Someone has lit a match to my spine. The sharp, searing, white-hot pain shoots across my hip and down my right leg. The tiniest movement sets it off. It’s hard to put my right foot down, so I limp and scuttle and hang on to the walls to get around. I can’t roll over in bed. I try to find one position that’s bearable and stay put, but after an hour or so of lying down the pain is worse. It takes about ten minutes of scrabbling around, a millimetre at a time, to get from lying down to sitting up. These osteoarthritis flare-ups last anywhere from a couple of days to a couple of weeks. After a few days, I’d gladly jump off a bridge, but how can I get to one? I can’t get out the door, can’t even bend to tie my shoes.

I know the flare-up will end sooner or later, but how do I live through it in the meantime?

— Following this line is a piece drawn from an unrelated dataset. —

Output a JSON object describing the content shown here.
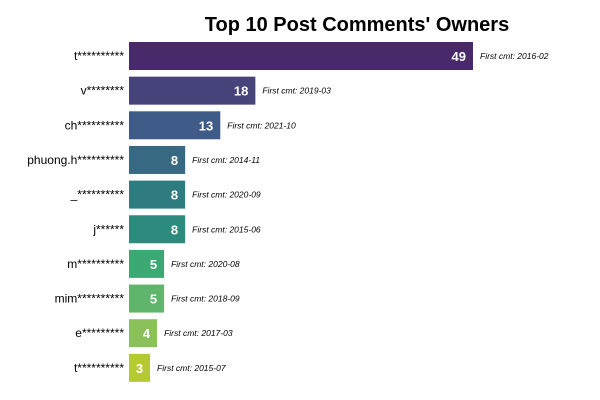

For pain relief, all I have are Tylenol and Naproxen, and they don’t do anything for pain like that. I can’t escape in sleep, because the pain keeps waking me up. I detour to the twelfth century with Brother Cadfael, or to 50 BC with Astérix. I turn on CBC Radio and let those calm, rational voices wash over me. I’m just trying to get from one minute to the next and don’t much care what they’re saying. I just need reassurance that there’s still a sane world out there. Eventually I’ll get back to Planet Earth.

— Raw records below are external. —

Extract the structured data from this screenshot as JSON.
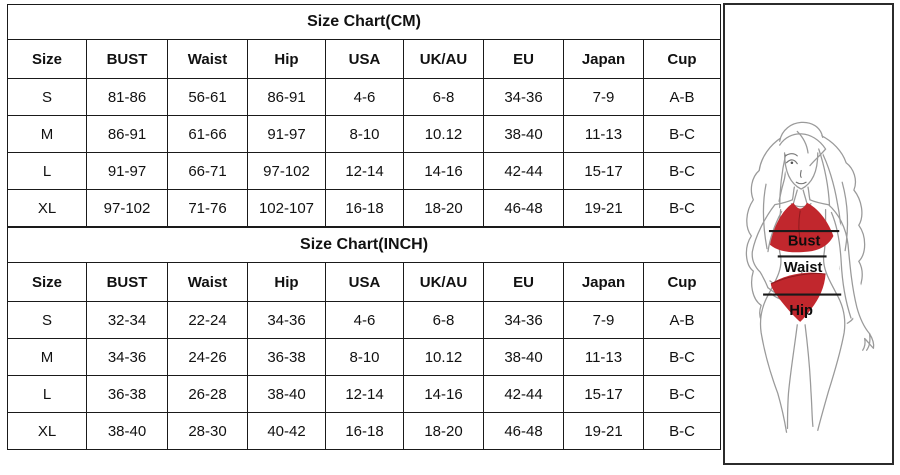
{
  "tables": [
    {
      "title": "Size Chart(CM)",
      "columns": [
        "Size",
        "BUST",
        "Waist",
        "Hip",
        "USA",
        "UK/AU",
        "EU",
        "Japan",
        "Cup"
      ],
      "rows": [
        [
          "S",
          "81-86",
          "56-61",
          "86-91",
          "4-6",
          "6-8",
          "34-36",
          "7-9",
          "A-B"
        ],
        [
          "M",
          "86-91",
          "61-66",
          "91-97",
          "8-10",
          "10.12",
          "38-40",
          "11-13",
          "B-C"
        ],
        [
          "L",
          "91-97",
          "66-71",
          "97-102",
          "12-14",
          "14-16",
          "42-44",
          "15-17",
          "B-C"
        ],
        [
          "XL",
          "97-102",
          "71-76",
          "102-107",
          "16-18",
          "18-20",
          "46-48",
          "19-21",
          "B-C"
        ]
      ]
    },
    {
      "title": "Size Chart(INCH)",
      "columns": [
        "Size",
        "BUST",
        "Waist",
        "Hip",
        "USA",
        "UK/AU",
        "EU",
        "Japan",
        "Cup"
      ],
      "rows": [
        [
          "S",
          "32-34",
          "22-24",
          "34-36",
          "4-6",
          "6-8",
          "34-36",
          "7-9",
          "A-B"
        ],
        [
          "M",
          "34-36",
          "24-26",
          "36-38",
          "8-10",
          "10.12",
          "38-40",
          "11-13",
          "B-C"
        ],
        [
          "L",
          "36-38",
          "26-28",
          "38-40",
          "12-14",
          "14-16",
          "42-44",
          "15-17",
          "B-C"
        ],
        [
          "XL",
          "38-40",
          "28-30",
          "40-42",
          "16-18",
          "18-20",
          "46-48",
          "19-21",
          "B-C"
        ]
      ]
    }
  ],
  "figure": {
    "bust_label": "Bust",
    "waist_label": "Waist",
    "hip_label": "Hip",
    "colors": {
      "bikini_red": "#C1272D",
      "sketch_line": "#9a9a9a",
      "measure_line": "#1a1a1a",
      "table_border": "#1a1a1a"
    }
  }
}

The Internet is full of advice for coping with osteoarthritis flare-ups. Most of it is pitifully inadequate and must be written by people who have never experienced a flare-up. The best advice I can find comes from the sixteenth century. The French essayist, Michel de Montaigne, suffered from kidney stones, which cause acute episodes, sort of like my osteoarthritis flare-ups. Montaigne doesn’t complain. Instead, he plays a mind game. He tries to persuade himself that the stones are a blessing. His suffering provides him with valuable training in Stoicism. During an acute episode, he can show off his courage in front of his friends. And best of all, as he says in his essay, On Experience:

Is there anything so sweet as that sudden change, when from extreme pain, by the voiding of my stone, I come to recover as if by lightning the beautiful light of health, so free and so full, as happens in our sudden and sharpest attacks of colic? Is there anything in this pain we suffer that can be said to counterbalance the pleasure of such sudden improvement? How much more beautiful health seems to me after illness, when they are so near and contiguous that I can recognize them in each other's presence in their proudest array, when they vie with each other, as if to oppose each other squarely! Just as the Stoics say that vices are brought into the world usefully to give value to virtue and assist it, we can say, with better reason and less bold conjecture, that nature has lent us pain for the honor and service of pleasure and painlessness.